Light and sound and fizzy fruity blood. She laughed as the room span, and drank again. It was a good night.

**

She didn’t recognize the room. April sat up, clutching her head and half-closing her eyes against the light and the hangover. The night before was a swirl of colorful drinks and bright lights and loud bass and cologne.

It occurred to her to check for another occupant in the bed.

There wasn’t one.

And she wasn’t naked, surprisingly. She was wearing a man’s dress shirt and her own panties. No bra, no sign of her dress.

Water. Definitely the first priority. It felt like something small and disease-ridden had crawled into her mouth and drowned in all those fruity drinks.

The room didn’t quite look like a hotel – everything was stark white and air, and all that shaded the windows were thin drapes, not a black-out curtain in sight. It was also bigger than most single rooms, a white-leather seating arrangement grouped on some kind of shaggy area rug across an uncomfortably wide stretch of tile. April walked to the windows and pulled apart the drapes, determined to orient herself in the city by the skyline. This was her city, she knew the views, she’d designed the billboards on a lot of the roofs. April stared out over the balcony to the city, a bit perturbed that she was noticeably higher than everything else. With the buildings she didn’t see, that meant she was in Valdez Tower, near the top. Not a hotel, then. She’d broken one of her cardinal rules and gone home with someone.

She wondered what had happened, unease settling into her stomach and making the queasiness of her hangover worse. April resumed the hunt for water, making her way to one of the two white doors near the seating area. The other opened, admitting a tall lean predator with a breakfast tray. His gaze flicked up to her, and he set the tray down on a table and dusted his hands together. “Oh, good, I’d hoped you were awake. I wanted to discuss those marketing strategies you brought up last night in more detail.”

April was still asleep. Had to be. Anthony Valdez had just brought her a breakfast tray. Two glasses of juice: at least some of it was meant for her. “You realize I was completely trashed, right?”

“Oh, yes. Have a seat.
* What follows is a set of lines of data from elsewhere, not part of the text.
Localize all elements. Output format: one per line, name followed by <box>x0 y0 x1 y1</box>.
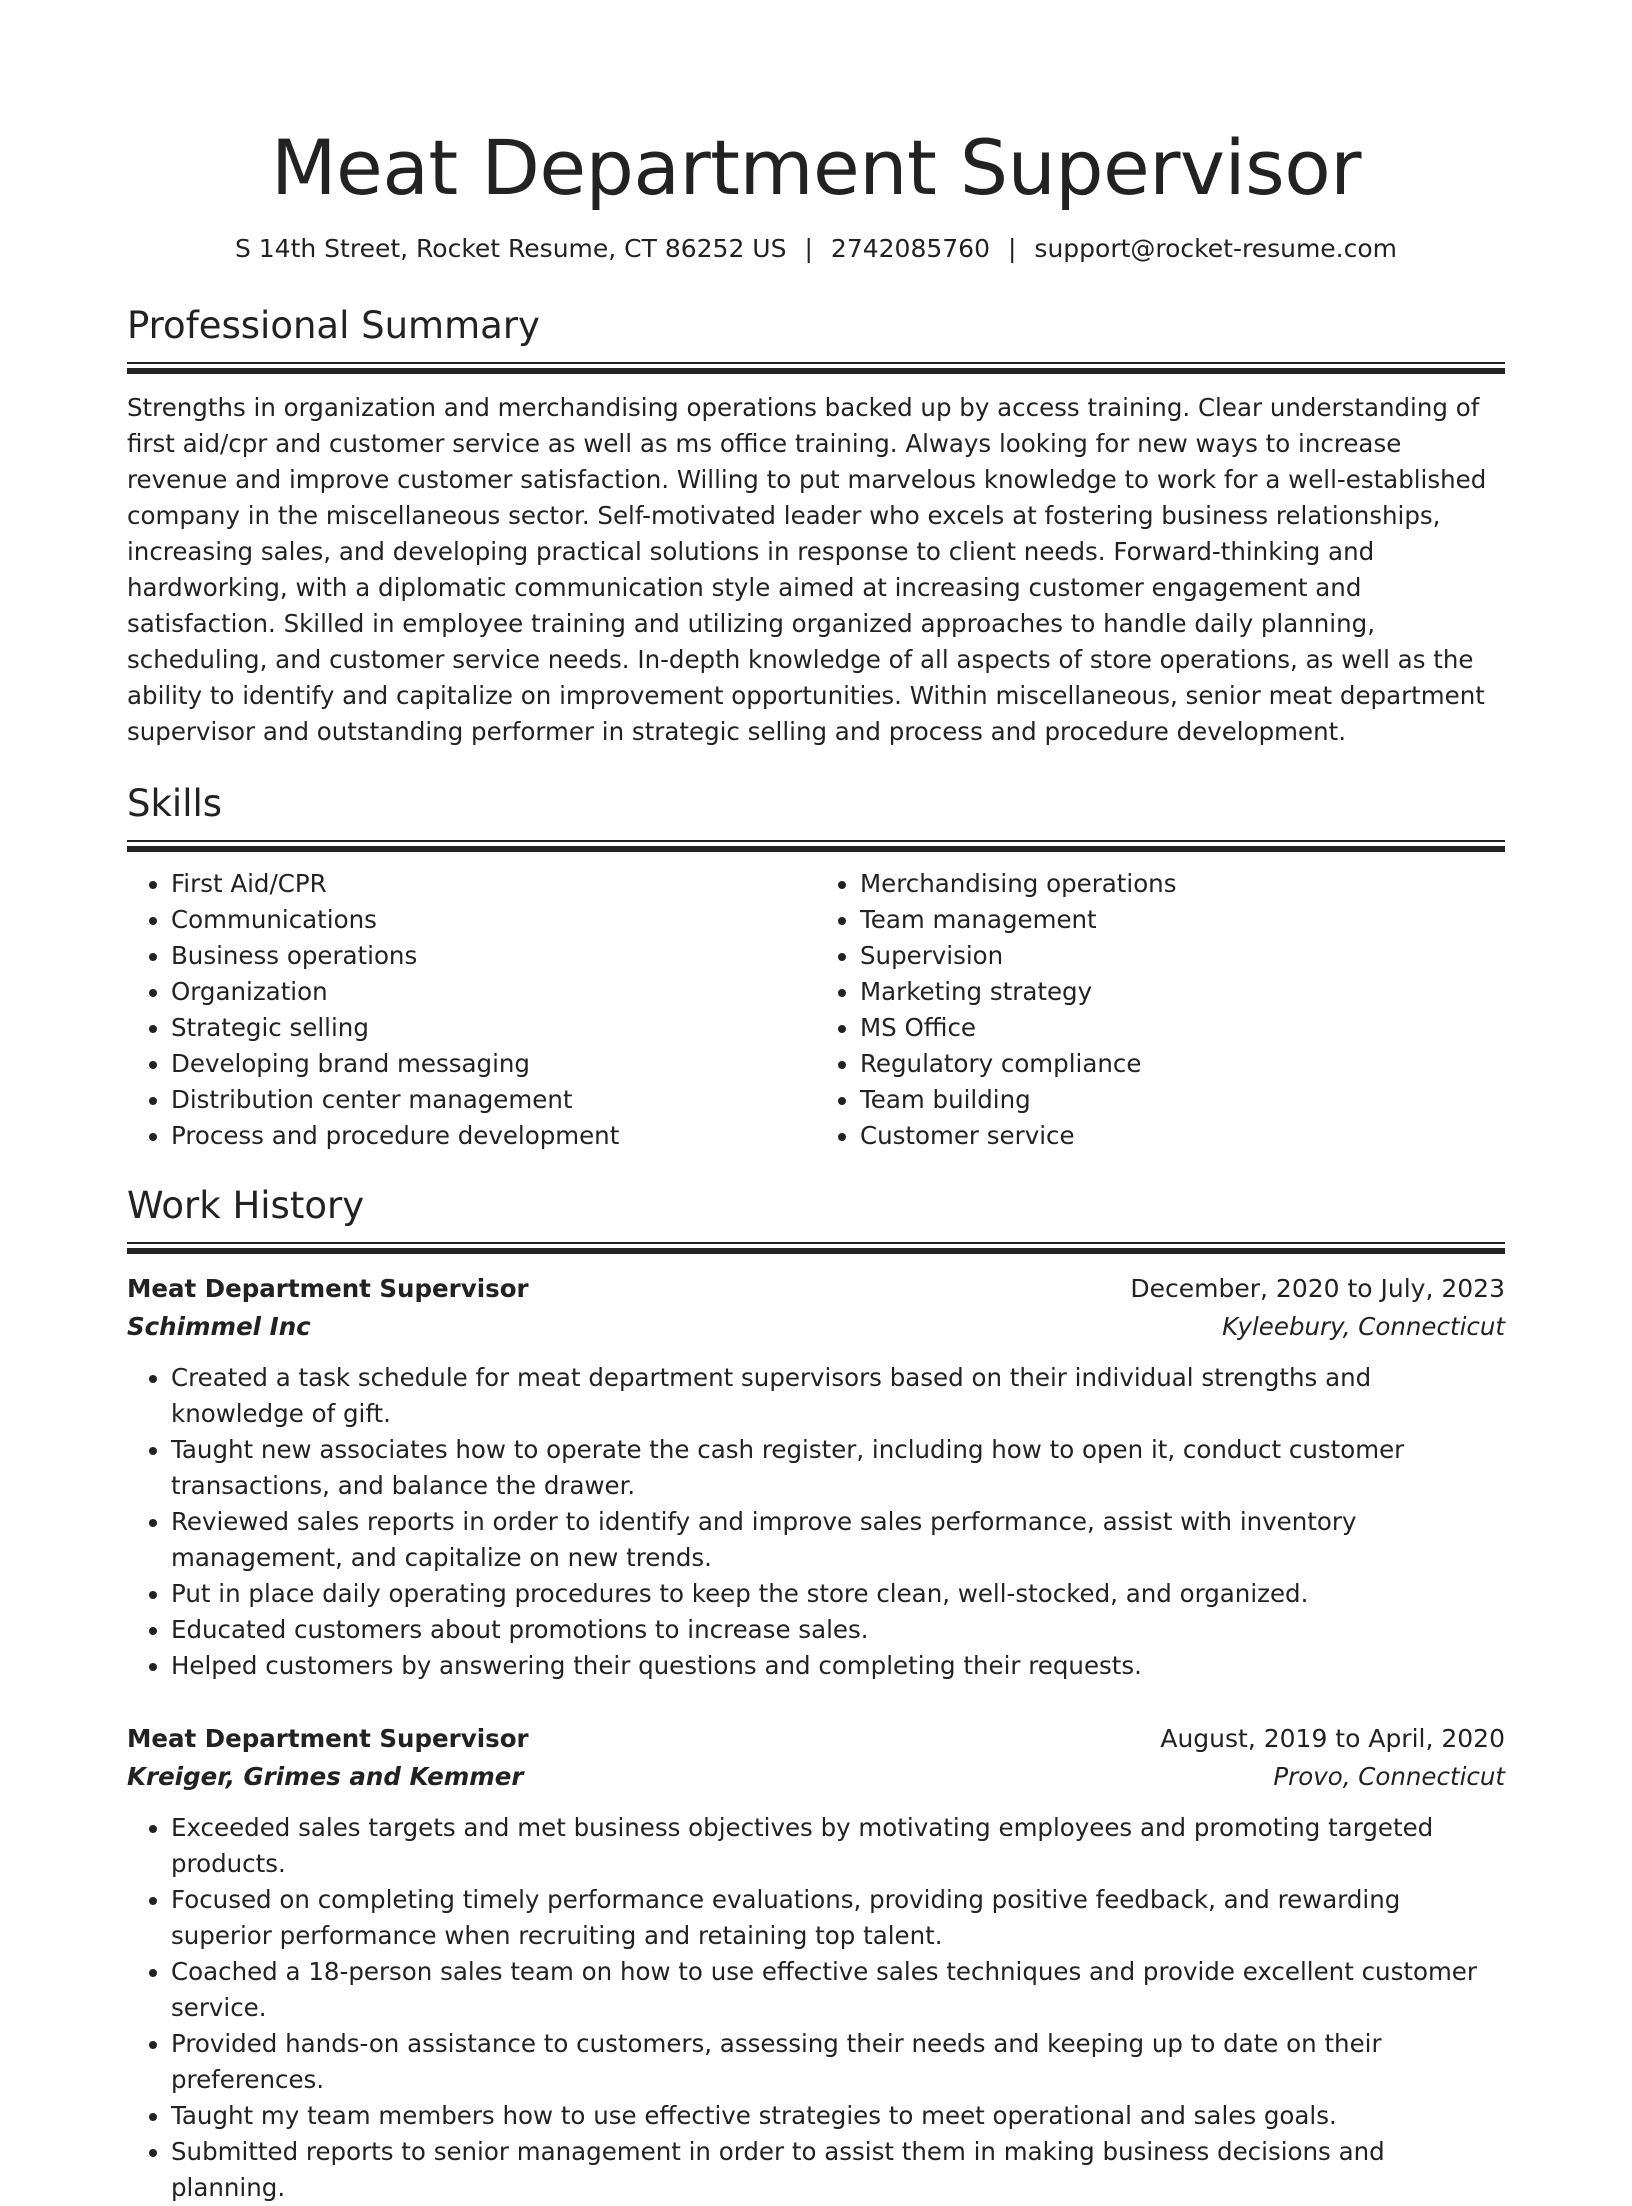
contact-email: support@rocket-resume.com <box>1034 234 1398 263</box>
job-subheader-row <box>127 1308 1505 1346</box>
job-dates: December, 2020 to July, 2023 <box>1130 1274 1505 1303</box>
skill-item: • Business operations <box>171 938 816 974</box>
skills-heading: Skills <box>127 782 223 825</box>
skill-item: • Distribution center management <box>171 1082 816 1118</box>
section-divider <box>127 840 1505 850</box>
summary-section <box>127 302 1505 750</box>
skills-section <box>127 780 1505 1154</box>
job-dates: August, 2019 to April, 2020 <box>1160 1724 1505 1753</box>
job-bullet: • Reviewed sales reports in order to identify and improve sales performance, assist with inventory management, and capitalize on new trends. <box>171 1504 1505 1576</box>
job-title: Meat Department Supervisor <box>127 1724 529 1753</box>
summary-heading: Professional Summary <box>127 304 540 347</box>
summary-text: Strengths in organization and merchandising operations backed up by access training. Clear understanding of first aid/cpr and customer service as well as ms office training. Always looking for new ways to increase revenue and improve customer satisfaction. Willing to put marvelous knowledge to work for a well-established company in the miscellaneous sector. Self-motivated leader who excels at fostering business relationships, increasing sales, and developing practical solutions in response to client needs. Forward-thinking and hardworking, with a diplomatic communication style aimed at increasing customer engagement and satisfaction. Skilled in employee training and utilizing organized approaches to handle daily planning, scheduling, and customer service needs. In-depth knowledge of all aspects of store operations, as well as the ability to identify and capitalize on improvement opportunities. Within miscellaneous, senior meat department supervisor and outstanding performer in strategic selling and process and procedure development. <box>127 393 1487 746</box>
job-entry <box>127 1720 1505 2206</box>
contact-separator: | <box>1007 234 1017 263</box>
contact-phone: 2742085760 <box>830 234 990 263</box>
skill-item: • First Aid/CPR <box>171 866 816 902</box>
skill-item: • Team building <box>860 1082 1505 1118</box>
skill-item: • Team management <box>860 902 1505 938</box>
skill-item: • Process and procedure development <box>171 1118 816 1154</box>
skill-item: • Marketing strategy <box>860 974 1505 1010</box>
job-subheader-row <box>127 1758 1505 1796</box>
section-divider <box>127 362 1505 372</box>
job-bullet: • Coached a 18-person sales team on how to use effective sales techniques and provide excellent customer service. <box>171 1954 1505 2026</box>
skills-grid <box>127 866 1505 1154</box>
skill-item: • Supervision <box>860 938 1505 974</box>
skills-column-left <box>127 866 816 1154</box>
skill-item: • Organization <box>171 974 816 1010</box>
job-bullet: • Provided hands-on assistance to customers, assessing their needs and keeping up to date on their preferences. <box>171 2026 1505 2098</box>
resume-name: Meat Department Supervisor <box>270 123 1361 212</box>
skill-item: • Strategic selling <box>171 1010 816 1046</box>
section-divider <box>127 1242 1505 1252</box>
skill-item: • MS Office <box>860 1010 1505 1046</box>
job-company: Kreiger, Grimes and Kemmer <box>127 1762 524 1791</box>
job-bullet: • Put in place daily operating procedures to keep the store clean, well-stocked, and organized. <box>171 1576 1505 1612</box>
skills-column-right <box>816 866 1505 1154</box>
skill-item: • Customer service <box>860 1118 1505 1154</box>
job-bullet: • Submitted reports to senior management in order to assist them in making business decisions and planning. <box>171 2134 1505 2206</box>
skill-item: • Communications <box>171 902 816 938</box>
job-bullet: • Taught my team members how to use effective strategies to meet operational and sales goals. <box>171 2098 1505 2134</box>
job-location: Provo, Connecticut <box>1273 1762 1505 1791</box>
job-header-row <box>127 1720 1505 1758</box>
skill-item: • Developing brand messaging <box>171 1046 816 1082</box>
job-location: Kyleebury, Connecticut <box>1222 1312 1505 1341</box>
job-bullet: • Focused on completing timely performance evaluations, providing positive feedback, and rewarding superior performance when recruiting and retaining top talent. <box>171 1882 1505 1954</box>
job-entry <box>127 1270 1505 1684</box>
job-bullet-list <box>127 1360 1505 1684</box>
job-bullet: • Educated customers about promotions to increase sales. <box>171 1612 1505 1648</box>
job-company: Schimmel Inc <box>127 1312 311 1341</box>
work-history-heading: Work History <box>127 1184 365 1227</box>
job-bullet: • Taught new associates how to operate the cash register, including how to open it, conduct customer transactions, and balance the drawer. <box>171 1432 1505 1504</box>
contact-address: S 14th Street, Rocket Resume, CT 86252 US <box>234 234 787 263</box>
job-bullet: • Helped customers by answering their questions and completing their requests. <box>171 1648 1505 1684</box>
job-title: Meat Department Supervisor <box>127 1274 529 1303</box>
job-bullet: • Exceeded sales targets and met business objectives by motivating employees and promoting targeted products. <box>171 1810 1505 1882</box>
job-bullet: • Created a task schedule for meat department supervisors based on their individual strengths and knowledge of gift. <box>171 1360 1505 1432</box>
skill-item: • Merchandising operations <box>860 866 1505 902</box>
contact-line <box>127 232 1505 266</box>
contact-separator: | <box>804 234 813 263</box>
job-header-row <box>127 1270 1505 1308</box>
skill-item: • Regulatory compliance <box>860 1046 1505 1082</box>
job-bullet-list <box>127 1810 1505 2206</box>
work-history-section <box>127 1182 1505 2206</box>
I brought Tylenol.” He folded his long frame into one of the white leather chairs.

“You realize I was completely trashed and I work for a direct competitor, right?” What the hell had gone on? She woke up with her clothes mostly gone in the bedroom of Chicago’s Most Eligible Bad Boy (really, there were polls), and she’d spent the night talking marketing strategy? What was wrong with her? What was wrong with him? What had she been drinking?

“You said you’d quit for a chance to be my publicist. Of course, you also said you’d be happy to get paid in alcohol and wings, so I wanted to make sure you were still solid on it this morning.” He quirked a smile at her, the mocking edge to it slight but there.

She must have been really, really trashed. She hadn’t blacked out since college, and had never been that gone. Why had she been drinking that hard? “Where’d my dress go?”

“You threw up on it. I sent it out for cleaning along with my pants, which you also managed to hit.”

April winced. “Sorry.”

He seemed almost to be enjoying himself, or at least her discomfort. “Not a problem, especially if you can deliver as a publicist. Still think I can up condo sales by volunteering for Habitat for Humanity shirtless?”